Anterior cruciate ligament graft forces are sensitive to fixation angle and tunnel position within the native femoral footprint during passive flexion.
2021
BACKGROUND Anterior cruciate ligament (ACL) graft position within the anatomic femoral footprint of the native ACL and the flexion angle at which the graft is fixed (i.e., fixation angle) are important considerations in ACL reconstruction surgery. However, their combined effect on ACL graft force remains less well understood. HYPOTHESIS During passive flexion, grafts placed high within the femoral footprint carry lower forces than grafts placed low within the femoral footprint (i.e., high and low grafts, respectively). Forces carried by high grafts are independent of fixation angle. All reconstructions impart higher forces on the graft than those carried by the native ACL. STUDY DESIGN Controlled laboratory study. METHODS Five fresh-frozen cadaveric knees were mounted to a robotic manipulator and flexed from full extension to 90° of flexion. The ACL was sectioned and ACL force was calculated via superposition. ACL reconstructions were then performed using a patellar tendon autograft. For each knee, four different reconstruction permutations were tested: high and low femoral graft positions fixed at 15° and at 30° of flexion.

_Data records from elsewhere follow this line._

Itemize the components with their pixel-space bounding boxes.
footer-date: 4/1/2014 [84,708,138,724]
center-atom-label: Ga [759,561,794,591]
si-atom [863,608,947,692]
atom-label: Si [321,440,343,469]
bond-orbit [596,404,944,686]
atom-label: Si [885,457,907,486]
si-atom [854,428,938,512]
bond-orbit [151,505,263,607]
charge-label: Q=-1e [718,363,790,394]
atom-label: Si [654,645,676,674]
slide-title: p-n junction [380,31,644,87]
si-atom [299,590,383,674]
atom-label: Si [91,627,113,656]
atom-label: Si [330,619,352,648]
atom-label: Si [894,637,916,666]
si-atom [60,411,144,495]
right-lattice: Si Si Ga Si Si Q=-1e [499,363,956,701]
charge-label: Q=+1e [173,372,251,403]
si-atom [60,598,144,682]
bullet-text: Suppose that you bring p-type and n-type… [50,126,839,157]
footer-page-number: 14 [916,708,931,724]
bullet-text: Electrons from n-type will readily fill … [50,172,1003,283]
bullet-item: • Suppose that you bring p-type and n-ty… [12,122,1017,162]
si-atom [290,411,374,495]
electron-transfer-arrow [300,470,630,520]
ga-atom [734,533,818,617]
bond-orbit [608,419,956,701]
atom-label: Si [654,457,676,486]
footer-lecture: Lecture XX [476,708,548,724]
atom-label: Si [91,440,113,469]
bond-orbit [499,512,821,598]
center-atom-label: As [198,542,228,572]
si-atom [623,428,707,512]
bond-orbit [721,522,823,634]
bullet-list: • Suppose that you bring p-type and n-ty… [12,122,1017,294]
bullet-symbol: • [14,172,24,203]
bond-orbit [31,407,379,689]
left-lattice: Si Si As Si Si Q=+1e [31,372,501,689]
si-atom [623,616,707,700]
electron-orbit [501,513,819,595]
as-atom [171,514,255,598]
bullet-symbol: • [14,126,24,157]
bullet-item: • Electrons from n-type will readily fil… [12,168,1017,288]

Graft forces were calculated from full extension to 90° of flexion for each combination of femoral graft position and fixation angle again via superposition. Native ACL and ACL graft forces were compared through early flexion (by averaging tissue force from 0 to 30° of flexion) and in 5° increments from full extension to 90° of flexion. RESULTS When fixed at 30° of flexion, high grafts carried less force than low grafts through early flexion bearing a respective 64 ± 19 N and 88 ± 11 N (p = 0.02). Increasing fixation angle from 15° to 30° caused graft forces through early flexion to increase 40 ± 13 N in low grafts and 23 ± 6 N in high grafts (p < 0.001). Low grafts fixed at 30° of flexion differed most from the native ACL, carrying 67 ± 9 N more force through early flexion (p < 0.001). CONCLUSION ACL grafts placed high within the femoral footprint and fixed at a lower flexion angle carried less force through passive flexion compared to grafts placed lower within the femoral footprint and fixed at a higher flexion angle. At the prescribed pretensions, all grafts carried higher forces than the native ACL through passive flexion. CLINICAL RELEVANCE Both fixation angle and femoral graft location within the anatomic ACL footprint influence graft forces and, therefore, should be considered when performing ACL reconstruction.